O Sumário para Tomadores de Decisão (SPM) lançado no ultimo mês fornece a seguinte tabela de projeções para o aumento do nível do mar:
Aumento do Nível do Mar (em metros para 2090-2099 relativo a 1980-1999) | |
Caso | Intervalo baseado em modelo excetuando-se rápidas mudanças futuras no fluxo de gelo |
Cenário B1 | 0.18 – 0.38 |
Cenário A1T | 0.20 – 0.45 |
Cenário B2 | 0.20 – 0.43 |
Cenário A1B | 0.21 – 0.48 |
Cenário A2 | 0.23 – 0.51 |
Cenário A1FI | 0.26 – 0.59 |
É desta tabela que sai o usualmente citado intervalo de 18 a 59 cm. O texto que acompanha a tabela diz:
• Projeções baseadas em modelos da elevação do nível do mar no final do século XXI (2090-2099) são mostradas na Tabela SPM-3. Para cada cenário, o ponto médio do intervalo na Tabela SPM-3 situa-se dentro de 10% da média do modelo do TAR para 2090-2099. Os intervalos são mais estreitos que no TAR principalmente devido às melhorias na informação sobre algumas incertezas nas contribuições projetadas15. {10.6}.
nota de rodapé 15: As pojeções no TAR foram feitas para 2100, enquanto que as projeções desse relatório são para 2090-2099. O TAR deveria apresentar intervalos similares aos da Tabela SPM-3 se as incertezas tivessem sido tratadas da mesma maneira.

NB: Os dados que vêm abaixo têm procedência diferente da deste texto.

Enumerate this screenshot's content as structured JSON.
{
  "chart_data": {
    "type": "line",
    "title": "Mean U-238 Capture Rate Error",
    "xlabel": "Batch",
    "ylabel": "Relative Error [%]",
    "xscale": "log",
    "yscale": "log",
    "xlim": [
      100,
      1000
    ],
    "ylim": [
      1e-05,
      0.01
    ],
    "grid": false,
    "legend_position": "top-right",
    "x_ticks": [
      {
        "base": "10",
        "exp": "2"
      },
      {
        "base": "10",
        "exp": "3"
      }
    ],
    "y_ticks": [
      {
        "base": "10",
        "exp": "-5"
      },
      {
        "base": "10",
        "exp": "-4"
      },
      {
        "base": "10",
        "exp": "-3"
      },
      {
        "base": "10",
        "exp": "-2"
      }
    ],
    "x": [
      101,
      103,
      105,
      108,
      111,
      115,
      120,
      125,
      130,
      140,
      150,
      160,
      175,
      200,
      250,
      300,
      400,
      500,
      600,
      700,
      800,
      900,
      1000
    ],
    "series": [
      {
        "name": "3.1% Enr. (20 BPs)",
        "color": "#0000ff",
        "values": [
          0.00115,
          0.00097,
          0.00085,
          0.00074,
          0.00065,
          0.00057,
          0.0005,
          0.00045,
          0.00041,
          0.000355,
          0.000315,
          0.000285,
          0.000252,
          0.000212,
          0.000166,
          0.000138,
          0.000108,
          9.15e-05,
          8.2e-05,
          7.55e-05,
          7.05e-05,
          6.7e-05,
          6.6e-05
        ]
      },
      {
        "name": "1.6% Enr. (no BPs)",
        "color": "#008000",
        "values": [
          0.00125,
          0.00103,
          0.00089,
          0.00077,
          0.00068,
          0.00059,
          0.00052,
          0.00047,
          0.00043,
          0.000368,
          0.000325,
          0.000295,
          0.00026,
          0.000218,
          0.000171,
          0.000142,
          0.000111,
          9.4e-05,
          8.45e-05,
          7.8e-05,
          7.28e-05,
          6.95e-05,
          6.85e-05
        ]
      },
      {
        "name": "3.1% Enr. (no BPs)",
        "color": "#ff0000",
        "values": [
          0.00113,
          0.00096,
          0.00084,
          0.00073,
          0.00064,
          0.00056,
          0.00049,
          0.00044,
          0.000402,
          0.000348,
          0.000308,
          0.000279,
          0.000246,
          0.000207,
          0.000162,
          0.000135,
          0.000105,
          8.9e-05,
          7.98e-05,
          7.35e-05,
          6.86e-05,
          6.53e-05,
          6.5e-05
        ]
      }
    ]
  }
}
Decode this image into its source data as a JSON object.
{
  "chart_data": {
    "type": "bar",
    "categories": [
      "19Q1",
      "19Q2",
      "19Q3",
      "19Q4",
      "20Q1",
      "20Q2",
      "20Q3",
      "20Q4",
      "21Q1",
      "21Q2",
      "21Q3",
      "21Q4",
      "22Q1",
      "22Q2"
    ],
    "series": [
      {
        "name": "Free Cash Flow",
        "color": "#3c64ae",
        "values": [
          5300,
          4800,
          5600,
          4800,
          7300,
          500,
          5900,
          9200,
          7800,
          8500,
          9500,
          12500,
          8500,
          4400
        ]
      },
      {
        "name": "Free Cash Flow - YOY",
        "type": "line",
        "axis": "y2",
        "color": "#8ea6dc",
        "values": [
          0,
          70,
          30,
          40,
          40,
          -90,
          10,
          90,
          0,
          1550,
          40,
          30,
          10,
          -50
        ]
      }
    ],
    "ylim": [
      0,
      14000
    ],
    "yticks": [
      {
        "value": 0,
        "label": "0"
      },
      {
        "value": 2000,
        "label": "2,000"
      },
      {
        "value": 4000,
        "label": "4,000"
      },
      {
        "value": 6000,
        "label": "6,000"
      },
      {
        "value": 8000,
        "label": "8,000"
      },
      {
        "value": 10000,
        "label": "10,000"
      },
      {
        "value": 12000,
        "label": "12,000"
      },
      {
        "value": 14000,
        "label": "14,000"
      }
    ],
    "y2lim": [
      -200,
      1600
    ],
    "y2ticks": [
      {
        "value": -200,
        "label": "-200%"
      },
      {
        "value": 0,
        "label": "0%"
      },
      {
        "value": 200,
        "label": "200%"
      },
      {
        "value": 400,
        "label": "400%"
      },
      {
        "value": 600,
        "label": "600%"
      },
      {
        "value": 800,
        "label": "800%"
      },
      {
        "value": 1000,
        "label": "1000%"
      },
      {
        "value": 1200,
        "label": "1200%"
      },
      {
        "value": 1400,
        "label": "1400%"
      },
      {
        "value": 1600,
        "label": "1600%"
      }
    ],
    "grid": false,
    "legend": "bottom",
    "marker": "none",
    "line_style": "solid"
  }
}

• Os modelos atuais não incluem incertezas do feedback climático do ciclo do carbono e tão pouco incluem efeitos completos das mudanças dos fluxos das placas de gelo, dado que ainda faltam fundamentos publicados na literatura. As projeções incluem uma contribuição devido ao aumento do fluxo de gelo da Groenlândia e Antártica em taxas observadas para 1993-2003, mas tais taxas de fluxo poderiam aumentar ou diminuir no futuro. Por exemplo, se essa contribuição crescer linearmente com a mudança da temperatura média global, os intervalos superiores da elevação do nível do mar nos cenários SRES (Relatório Especial dos Cenários de Emissão do IPCC) mostrados na Tabela SPM-3 deveriam aumentar em 0.1 m a 0.2 m. Valores maiores não podem ser excluídos, mas o conhecimento desses efeitos é muito limitado para avaliar suas probabilidades ou fornecer uma melhor estimativa ou um limite superior para o aumento do nível do mar. {10.6}
• Se a forçante radiativa fosse estabilizar em 2100 em níveis estimados no cenário A1B, a expansão térmica somente levaria a um aumento do nível do mar de 0.3 a 0.8 m em 2300 (relativo a 1980–1999). A expansão térmica continuaria por muitos séculos, devido ao tempo requerido para transportar calor para o oceano profundo. {10.7}
• A contração da camada de gelo da Groenlândia é projetada a continuar contribuindo para o aumento do nível o mar após 2100. Os modelos atuais sugerem que um aumento da perda de massa de gelo com a temperatura seria mais rápido do que um ganho de massa de gelo com a precipitação, e que o balanço de massa da superfície tornaria-se negativo sob um aquecimento global médio (relativo aos valores pré-industriais) excedendo 1.9 a 4.6°C. Se um balanço negativo de massa da superfície fosse sutentado por milênios, isso levaria a uma eliminação virtualmente completa da cobertura de gelo da Groenlândia e uma contribuição resultante do aumento do nível do mar ao redor de 7 m. As temperaturas futuras correspondentes na Groenlândia são comparáveis àquelas inferidas para o último período interglacial há 125 mil anos atrás, quando as informações paleoclimáticas sugerem uma redução da extensão de gelo polar e um aumento do nível do mar de 4 a 6 m. {6.4, 10.7}
• Processos dinâmicos relacionados o fluxo de gelo não incluídos nos modelos atuais mas sugeridos por recentes observações poderia aumentar a vulnerabilidade das placas de gelo ao aquecimento, aumentando a elevação do nível do mar no futuro. A compreensão desses processos é limitada e não há consenso sobre sua magnitude. {4.6, 10.7}
• Estudos atuais de modelos globais projetam que a camada de gelo Antártica pode permanecer muito fria para um amplo derretimento superficial e espera-se um ganho de massa devido a um aumento de queda de neve. Contudo, uma perda líquida de gelo poderia ocorrer se uma descarga dinâmica de gelo dominar o balanço de massa da camada de gelo. {10.7}
• Ambas as emissões antropogênicas passadas e futuras de dióxido de carbono deverão continuar a contribuir no aquecimento e na elevação do nível do mar por mais de um milênio, por conta da escala de tempo requerida para a remoção desse gás da atmosfera. {7.3, 10.3}
(Os itens acima documentam tudo que o SPM diz sobre o futuro da elevação do nível do mar. Os números entre chaves refem-se aos capítulos do relatório completo a ser divulgado em maio.)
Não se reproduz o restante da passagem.